Factor the Security Talent Gap Into Your Security BudgetThe cyber threat landscape entails two security realities that all companies need to be aware of when formulating their budget. The first is the cybersecurity “talent gap,” or the lack of qualified cybersecurity talent that exists in the current market. The second is the cold reality that as cybercriminals multiply and advance technically, the likelihood that your company experiences a cyberattack increases. Each of these problems is especially severe because both currently lack a definite solution. At the heart of the cybersecurity “talent gap” is the fact that there is a “gap” between the supply and demand of capable cybersecurity employees—you can’t magically create talent to fulfill your needs in this area. In addition, there is very little that can stop the spread and advancement of cybercriminals, particularly in a globally connected world where many attacks originate outside of the regulatory bounds of victimized companies and organizations. These two threats are also mutually reinforcing: a lack of cybersecurity talent increases the likelihood that your company suffers a cyberattack. Research from the Information Systems Security Association (ISSA) shows that a shortage of adequate cybersecurity talent has in fact contributed to an attack for about 20% of companies. In addition, the report finds that the security skills gap is especially large in the area of security analysis, which makes it all the more difficult for companies to identify their most vulnerable areas and effectively target their security investments. Given this environment, your business should factor the cybersecurity skills and talent gap into your security budget. Faced with a lack of knowledge on how to properly budget for security, look to external resources like cybersecurity companies and consultants for guidance in the process. While these resources obviously come with a cost, the initial investment in expert security analysis could ultimately save you a good deal of money down the road in avoidable recovery costs from a cyberattack.

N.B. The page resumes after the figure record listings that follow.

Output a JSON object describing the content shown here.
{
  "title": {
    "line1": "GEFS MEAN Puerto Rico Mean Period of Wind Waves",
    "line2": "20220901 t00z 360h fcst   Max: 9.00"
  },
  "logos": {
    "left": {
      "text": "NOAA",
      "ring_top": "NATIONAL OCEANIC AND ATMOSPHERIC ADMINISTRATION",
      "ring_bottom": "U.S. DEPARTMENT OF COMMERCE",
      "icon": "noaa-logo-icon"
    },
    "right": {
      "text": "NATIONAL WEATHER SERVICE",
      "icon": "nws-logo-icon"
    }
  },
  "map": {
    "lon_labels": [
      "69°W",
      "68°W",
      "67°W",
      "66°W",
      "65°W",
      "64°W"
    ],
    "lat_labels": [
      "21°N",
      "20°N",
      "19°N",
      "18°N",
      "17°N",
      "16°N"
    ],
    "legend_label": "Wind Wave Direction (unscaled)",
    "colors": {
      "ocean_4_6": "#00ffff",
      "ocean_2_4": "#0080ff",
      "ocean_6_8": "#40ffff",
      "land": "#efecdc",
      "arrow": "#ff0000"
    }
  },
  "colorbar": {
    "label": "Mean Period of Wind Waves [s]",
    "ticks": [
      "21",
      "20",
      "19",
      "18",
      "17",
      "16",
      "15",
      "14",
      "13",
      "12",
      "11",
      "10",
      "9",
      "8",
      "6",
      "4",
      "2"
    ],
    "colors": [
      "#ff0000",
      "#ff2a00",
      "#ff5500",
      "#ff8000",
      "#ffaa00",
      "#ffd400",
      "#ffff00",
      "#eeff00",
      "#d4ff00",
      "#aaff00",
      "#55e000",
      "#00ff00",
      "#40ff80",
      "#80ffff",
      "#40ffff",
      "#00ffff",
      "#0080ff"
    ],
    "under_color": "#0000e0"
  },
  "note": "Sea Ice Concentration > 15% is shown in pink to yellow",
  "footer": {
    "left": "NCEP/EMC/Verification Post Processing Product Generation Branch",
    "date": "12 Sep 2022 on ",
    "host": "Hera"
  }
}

A Well-Informed Budget Creates a Strong Cybersecurity PolicyAfter a year scarred by large-scale cybersecurity incidents, security budgeting should be a major focus for your business for 2018. In order to properly prepare for the security threats your company will face in the next year, you need to create an informed security budget. To budget accordingly for security, your business should consider the two main types of costs associated with security: compliance costs and recovery costs. To effectively budget for compliance costs, your business needs to understand the severity of the current cyber threat landscape. Conduct an audit to discover your largest security vulnerabilities and direct budget dollars toward strengthening those shortcomings. In addition, your business needs to take a pragmatic approach and budget toward recovery costs. The more common cyberattacks become, the more likely your business will eventually be a victim. Your business should have a budget for recovery costs in the case of a cybersecurity breach or attack. Having resources to tap into in the case of an attack softens the blow to your company that comes with an attack. Creating an informed budget allows for your company to create a strong cybersecurity policy. A strong policy is built from informed security investments controls and an educated and prepared workforce. The better your security budget is designed, the safer and better prepared to address outstanding cybersecurity threats your company is.